When my parents got divorced, I moved with my mom to Harwich, Massachusetts. I was six. Cape Cod's got beaches and Kennedys and a rich people reputation but my reality was year-round residents, mechanics, restaurant workers, fishermen. There were a lot of people with Portuguese names - Silva, Monteiro - and sometimes the Portuguese people had in-between skin tone and curly hair. Occasionally I would hear the word "Cape Verdean" but I wasn't really interested enough to figure out who was from where or the ways in which what went before expressed itself in people's bodies and attitudes towards each other. Class and race. Harwich is right next to Chatham, ground zero of the blueblood culture, and the towns resisted regionalizing their school systems until the last few years. My mom relates a story about a guy from Chatham at a town meeting whose comment on combining school systems was, "We don't want our kids going to school in a foreign country!"

I had some circumstances growing up that read as difficult: divorced parents, struggling single mom working as a waitress, alocoholic stepfather. It took a toll, psychologically. But, in reality, I've never known want. I've never gone hungry. When I was a 20-something slacker, I had a safety net (I'm white). I always had a job (I'm white) and always paid the rent myself, but I borrowed from parents once or twice and had an inheritance (I'm white). That's how I got little stuff, like a van for my band to tour in. It's the little things. I paid cash. I named it Malcolm, after the old-school New England uncle who left me the money. I never met him.

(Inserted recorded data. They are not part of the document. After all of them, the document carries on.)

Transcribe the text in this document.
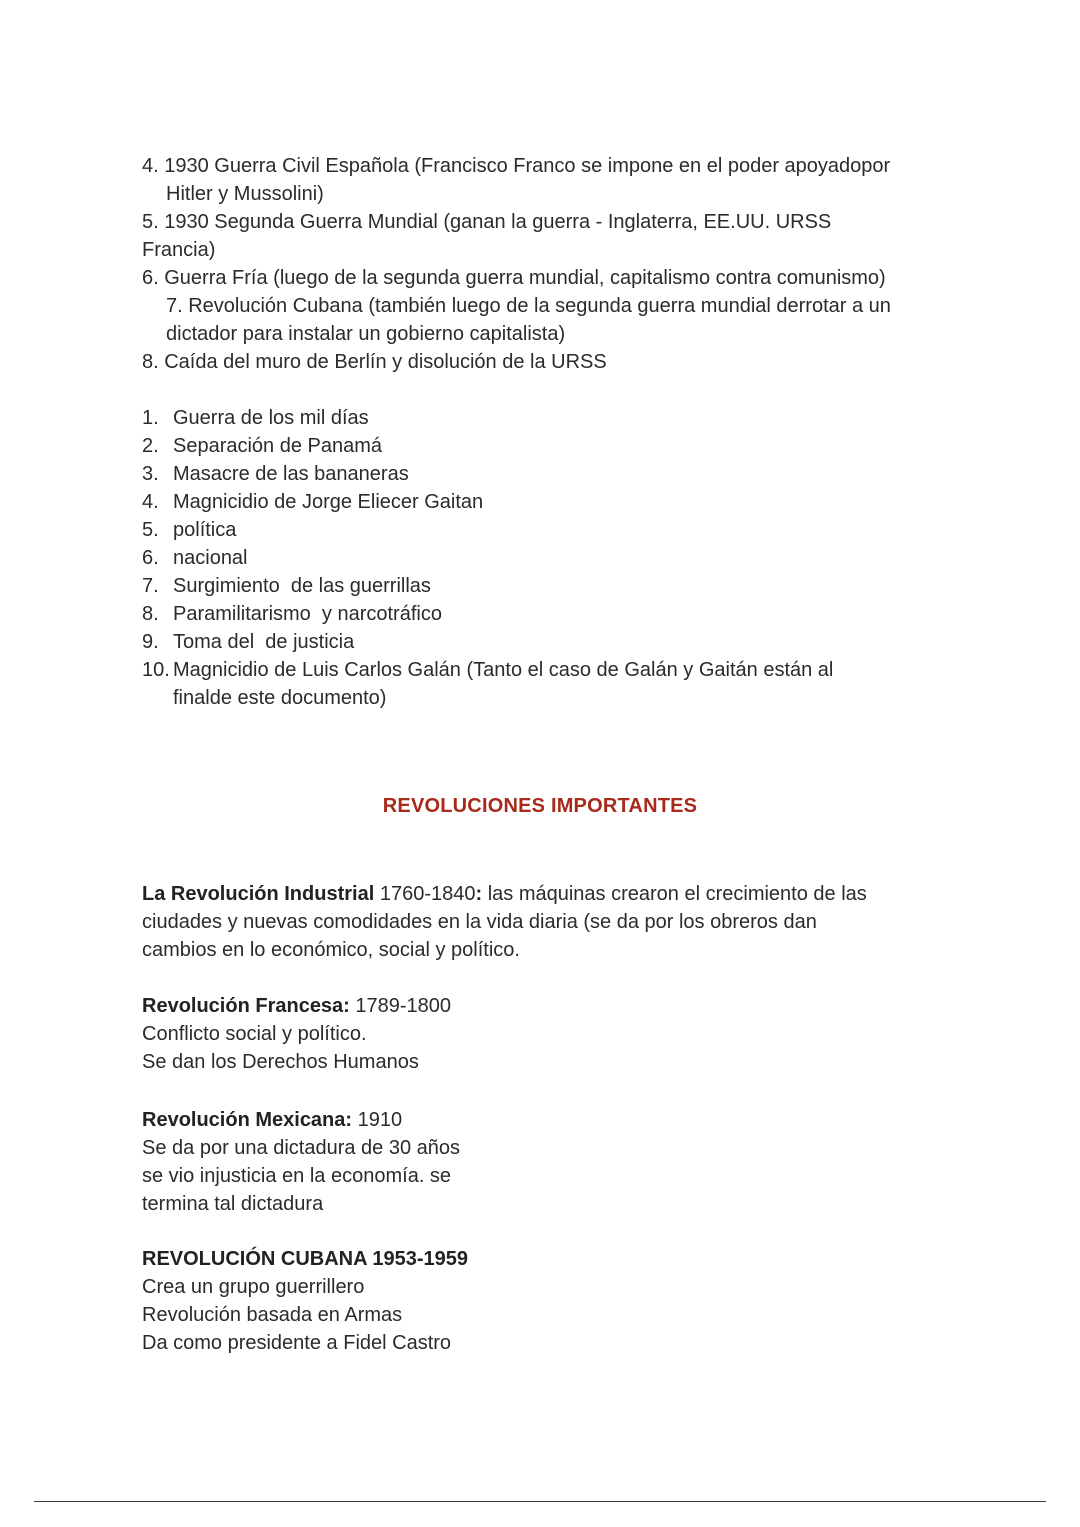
4. 1930 Guerra Civil Española (Francisco Franco se impone en el poder apoyadopor
Hitler y Mussolini)
5. 1930 Segunda Guerra Mundial (ganan la guerra - Inglaterra, EE.UU. URSS
Francia)
6. Guerra Fría (luego de la segunda guerra mundial, capitalismo contra comunismo)
7. Revolución Cubana (también luego de la segunda guerra mundial derrotar a un
dictador para instalar un gobierno capitalista)
8. Caída del muro de Berlín y disolución de la URSS
1. Guerra de los mil días
2. Separación de Panamá
3. Masacre de las bananeras
4. Magnicidio de Jorge Eliecer Gaitan
5. política
6. nacional
7. Surgimiento  de las guerrillas
8. Paramilitarismo  y narcotráfico
9. Toma del  de justicia
10. Magnicidio de Luis Carlos Galán (Tanto el caso de Galán y Gaitán están al
finalde este documento)
REVOLUCIONES IMPORTANTES
La Revolución Industrial 1760-1840: las máquinas crearon el crecimiento de las
ciudades y nuevas comodidades en la vida diaria (se da por los obreros dan
cambios en lo económico, social y político.
Revolución Francesa: 1789-1800
Conflicto social y político.
Se dan los Derechos Humanos
Revolución Mexicana: 1910
Se da por una dictadura de 30 años
se vio injusticia en la economía. se
termina tal dictadura
REVOLUCIÓN CUBANA 1953-1959
Crea un grupo guerrillero
Revolución basada en Armas
Da como presidente a Fidel Castro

What went before. (White) people making money at the expense of (other) people. Institutional, systemic. Expressed in attitudes. Little things. Jokes.

But hey it's hard for all of us out here, right? I mean who's got time to examine your own shit? I had some advantages, some things that fell into my lap. But some other things were really hard!

My reality. When I was a teen, I lived in Rape Culture. I lived in White Supremacy. I remember the thought processes that are so well documented in this era of enlightened outrage. The mansplaining, the "reverse racism." I remember seeing a kid draw a swastika with his finger on the school bus window, and just thinking it was a cool little design. I drew a swastika on my mom's bedroom window a morning or two later, and my mom was, um, fucking horrified. As it happened, it was when we had just moved to the Cape, and we were staying in Sieglinde's house while she was in Steubenville for the summer. My mom said "Never ever draw that symbol, especially on a German person's window!"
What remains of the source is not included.